Die erste TV-Debatte des Jahres 2016 ist vorbei (hier die Nachlese im Live-Blog), also beginnt das große Interpretieren. Umfragen zufolge ist jeder fünfte US-Wähler noch unentschlossen, ob er für den Republikaner Donald Trump oder für die Demokratin Hillary Clinton stimmen soll. Um diese Gruppe und deren Meinungen geht es besonders bei den Debatten - wer schon vorher auf den "Trump Train" geklettert ist, den bringt kaum eine Aussage des Republikaners noch zum Zweifeln.

Diese Lehren lassen sich aus dem Showdown an der Hofstra University ziehen:

Trump war Trump: Das war nicht genug. Der Republikaner hatte vorab erklärt, dass er sich nicht "zu viel" vorbereiten wolle und auch nicht mit einem Clinton-Double geübt habe. Der Mann vertraut lieber seinem Instinkt und so kam oft der Trump des Vorwahlkampfs zum Vorschein: Die USA sind im Niedergang ("Dritte-Welt-Land") und werden von Mexiko und China ausgenutzt; der Politbetrieb in Washington ist korrupt und nur ein Außenseiter wie er kann die Probleme lösen.

Am Anfang wirkt Trump als Anti-Establishment-Kandidat glaubwürdig, als über Freihandel und fehlende Industriejobs diskutiert wird. Dann bestätigt er fast alle Vorurteile: Er nennt kaum Details und erweckt den Eindruck, das Amt, um das er sich bewirbt, nicht ernst zu nehmen. Er verfällt in den Angeber-Ton ("Ich weiß, wie man gewinnt. Sie weiß es nicht."). Beinahe unbegreiflich ist, dass er selbst bei jenen Fragen patzt, die Moderator Lester Holt stellen muss: Er kann nicht widerlegen, die Gerüchte um Obamas Geburtsort für seine eigene politische Karriere genutzt zu haben. Er kann nicht dem Eindruck entgegentreten, dass die Trump-Immobilienfirma Schwarze diskriminiert hat. Vor 100 Millionen Zuschauern wiederholt er die sexistische Aussage, dass es seiner Rivalin schlicht an Stehvermögen fehle.

Mit Prognosen muss man vorsichtig sein; es scheint jedoch unwahrscheinlich, dass Trump mit diesem Auftritt viele unentschlossene Wähler von seiner Eignung für das wichtigste Amt des Landes überzeugt hat.

Vorbereitung zahlt sich aus: Hillary Clinton befreit sich.

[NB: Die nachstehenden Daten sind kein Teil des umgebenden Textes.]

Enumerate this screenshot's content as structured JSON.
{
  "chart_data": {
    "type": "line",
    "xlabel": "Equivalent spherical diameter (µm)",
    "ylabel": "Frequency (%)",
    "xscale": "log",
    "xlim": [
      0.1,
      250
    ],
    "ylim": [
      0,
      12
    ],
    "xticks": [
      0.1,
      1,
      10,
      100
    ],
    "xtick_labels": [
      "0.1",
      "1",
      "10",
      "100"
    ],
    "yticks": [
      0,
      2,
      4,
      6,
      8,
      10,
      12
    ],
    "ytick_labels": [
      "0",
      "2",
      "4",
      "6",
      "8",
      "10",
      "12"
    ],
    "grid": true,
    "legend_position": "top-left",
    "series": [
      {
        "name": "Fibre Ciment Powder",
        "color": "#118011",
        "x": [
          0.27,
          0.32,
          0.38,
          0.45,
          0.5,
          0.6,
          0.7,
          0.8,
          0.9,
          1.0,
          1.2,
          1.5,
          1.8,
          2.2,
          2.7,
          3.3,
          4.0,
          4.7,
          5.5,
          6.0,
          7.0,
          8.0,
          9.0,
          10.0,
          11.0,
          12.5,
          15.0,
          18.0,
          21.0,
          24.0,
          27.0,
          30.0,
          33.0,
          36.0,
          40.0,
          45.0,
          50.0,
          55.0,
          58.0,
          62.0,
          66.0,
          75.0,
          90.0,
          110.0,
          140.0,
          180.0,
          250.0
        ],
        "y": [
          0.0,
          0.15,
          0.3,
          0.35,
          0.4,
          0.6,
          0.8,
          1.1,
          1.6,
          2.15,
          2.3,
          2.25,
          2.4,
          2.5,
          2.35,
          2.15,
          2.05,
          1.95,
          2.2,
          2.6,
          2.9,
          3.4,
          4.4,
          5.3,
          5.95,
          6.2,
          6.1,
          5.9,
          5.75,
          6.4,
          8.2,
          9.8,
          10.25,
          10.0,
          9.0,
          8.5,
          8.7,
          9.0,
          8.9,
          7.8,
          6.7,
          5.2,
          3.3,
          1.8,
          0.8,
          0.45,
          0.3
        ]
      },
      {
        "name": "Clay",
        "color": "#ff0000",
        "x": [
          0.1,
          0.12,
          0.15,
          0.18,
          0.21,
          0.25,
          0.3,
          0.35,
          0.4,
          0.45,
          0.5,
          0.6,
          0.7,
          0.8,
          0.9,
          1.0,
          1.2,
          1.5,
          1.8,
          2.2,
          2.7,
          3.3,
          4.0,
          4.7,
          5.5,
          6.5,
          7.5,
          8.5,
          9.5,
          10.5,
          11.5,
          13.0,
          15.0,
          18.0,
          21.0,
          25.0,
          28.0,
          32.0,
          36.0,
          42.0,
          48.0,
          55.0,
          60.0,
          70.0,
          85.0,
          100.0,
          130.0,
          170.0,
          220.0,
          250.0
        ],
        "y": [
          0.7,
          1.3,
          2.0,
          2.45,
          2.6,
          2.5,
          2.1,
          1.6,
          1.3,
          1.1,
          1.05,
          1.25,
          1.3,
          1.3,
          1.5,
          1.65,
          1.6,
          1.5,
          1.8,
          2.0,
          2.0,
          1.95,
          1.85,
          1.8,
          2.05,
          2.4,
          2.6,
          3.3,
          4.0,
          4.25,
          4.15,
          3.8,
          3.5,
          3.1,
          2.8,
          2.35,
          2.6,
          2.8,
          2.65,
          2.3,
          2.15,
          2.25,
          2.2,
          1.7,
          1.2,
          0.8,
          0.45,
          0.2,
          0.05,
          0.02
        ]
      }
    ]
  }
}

Während der Debatte wird der Bildschirm im US-Fernsehen oft geteilt, damit beide Kandidaten zu sehen sind. Immer wieder setzt Clinton an, um Trump zu unterbrechen (dieser fiel ihr Dutzende Male ins Wort). Doch meist hält sie sich zurück und beherzigt das, was sie schließlich den Wählern rät: "Hört einfach zu, was er gesagt hat." Trump, so die Botschaft, diskreditiert sich selbst.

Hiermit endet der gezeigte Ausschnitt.